Chez le patient comateux : non intubé ils doivent être transportés en position latérale de sécurité, et la colonne doit être gardée droite, en utilisant des rembourrages sous la tête et entre les jambes. Chez le patient inconscient difficile à extraire du véhicule, et où les sauveteurs ne peuvent maintenir la tête droite, le collier garde ses indications pour faciliter l’extraction (de même pendant le brancardage en terrain difficile). Mais certains conseillent une fois cette situation résolue de le retirer pour le transport.
En cas de plaie pénétrante du cou : les blessures par armes blanches sont peu susceptibles d’occasioner des lésions de la moelle (qu’elle soient superficielles ou profondes avec un déficit neurologique).

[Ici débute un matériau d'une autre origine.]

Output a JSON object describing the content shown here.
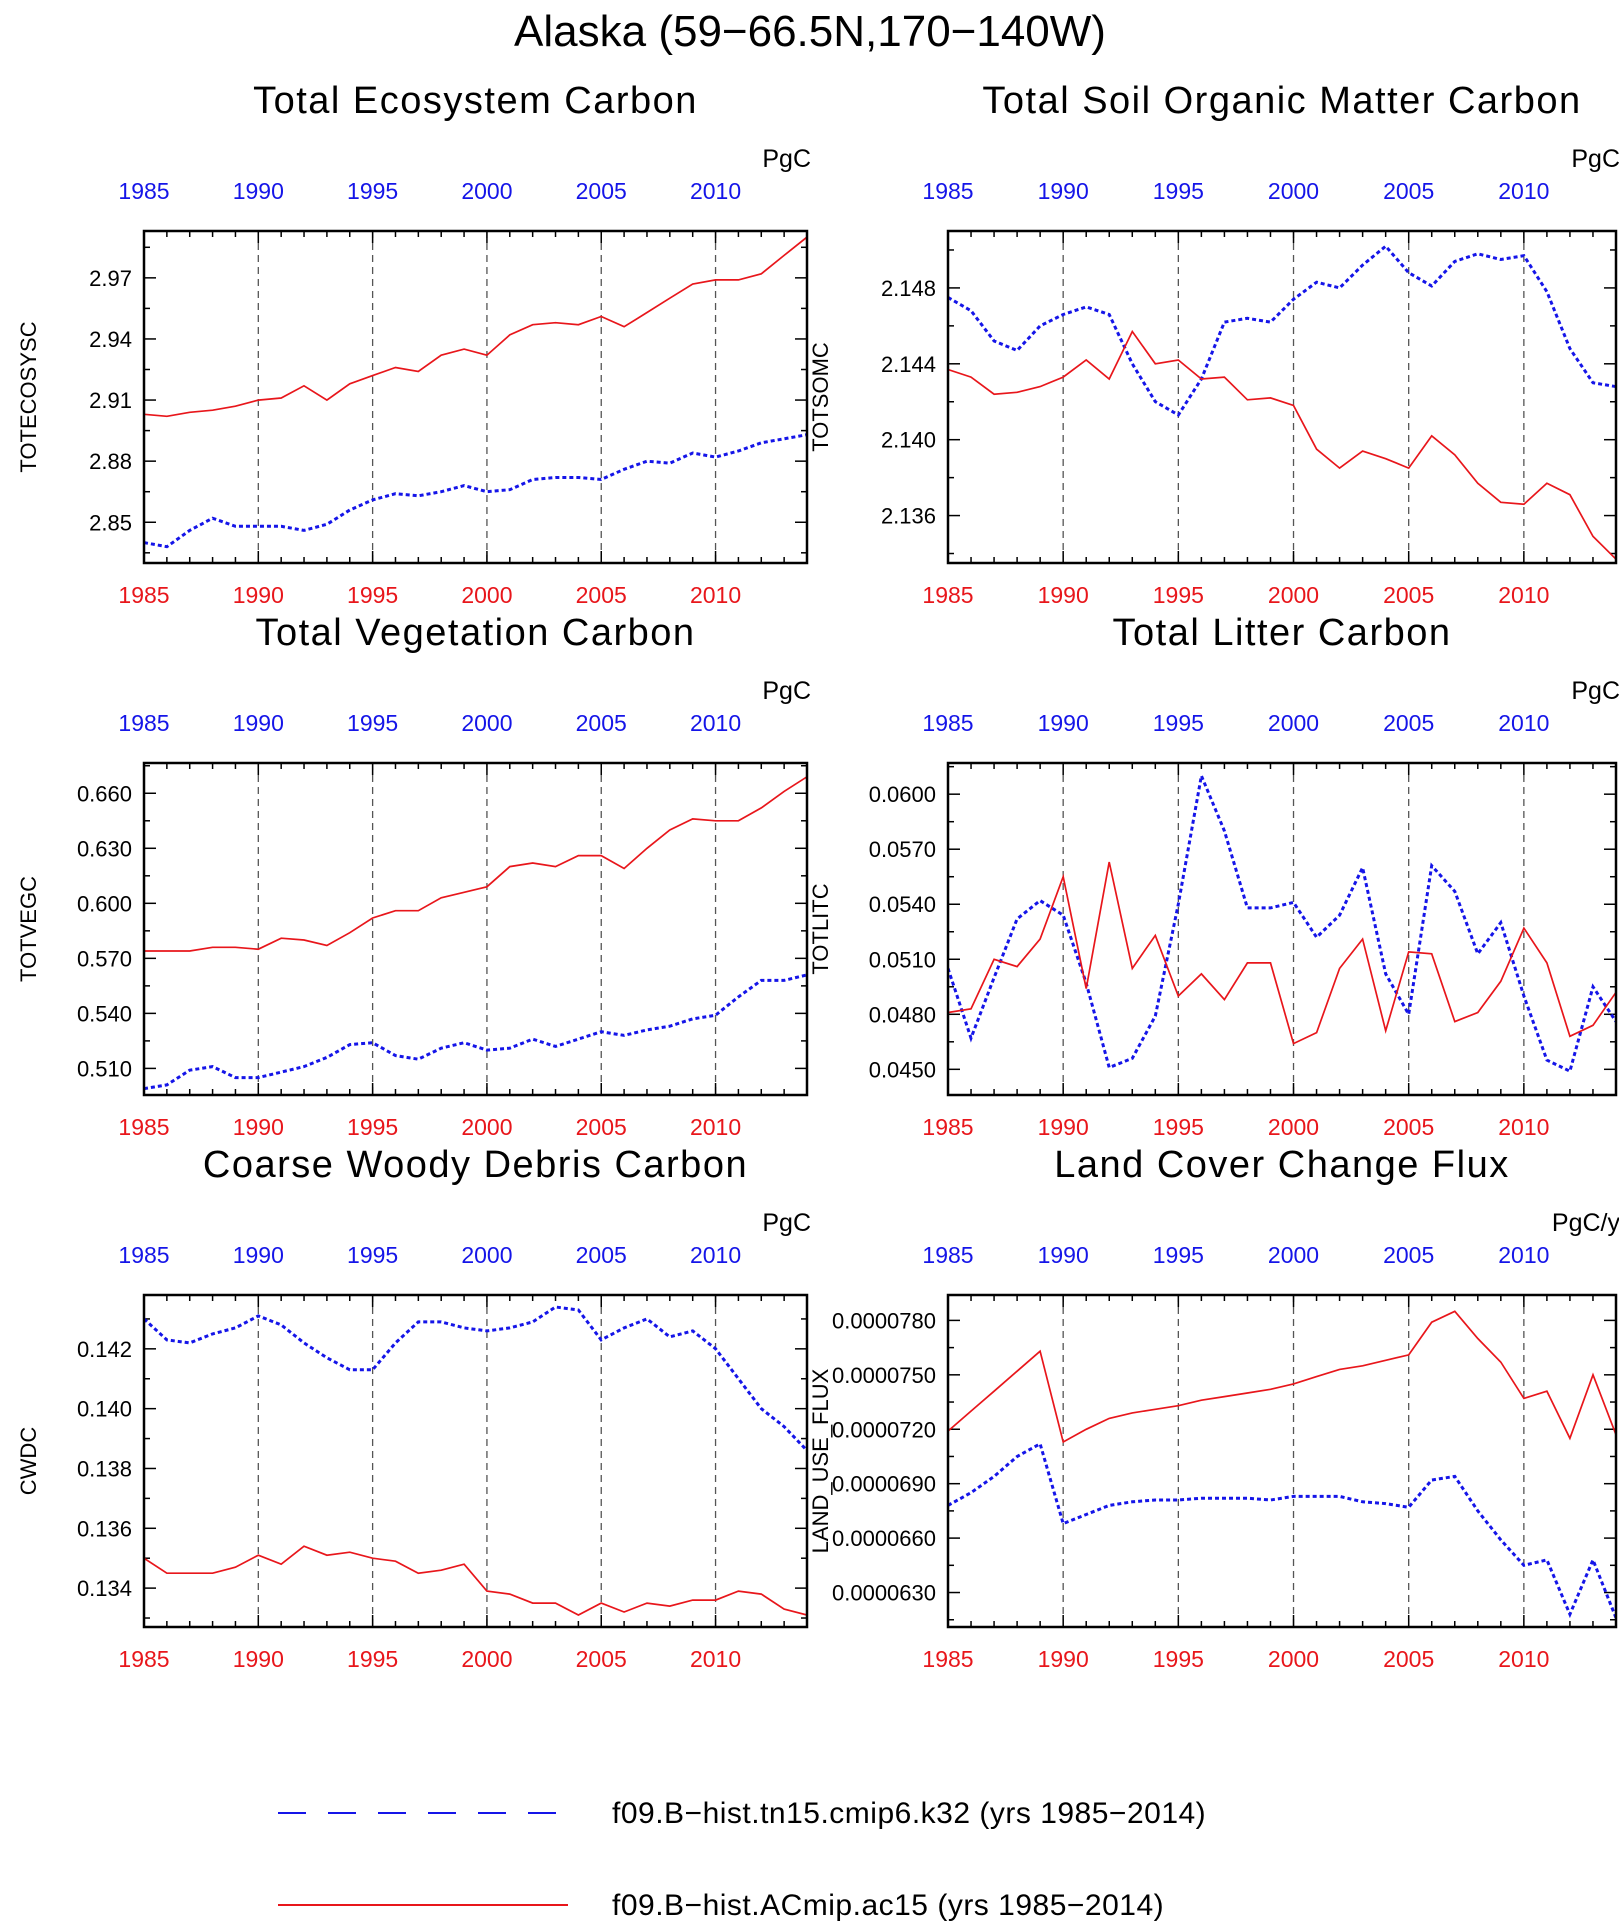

Les plaies par balle sans deficit n’ont pas besoin d’immobilisation, celles avec déficit ou quand le diagnostic ne peut être fait, il faut utiliser un collier ou immobiliser par sacs de sable ou équivalent.
Certains centres ont déjà abandonné l’utilisation de colliers rigides en préhospitalier au profit de colliers mousses à visée uniquement antalgique (en particulier dans la traumatologie de l’enfant).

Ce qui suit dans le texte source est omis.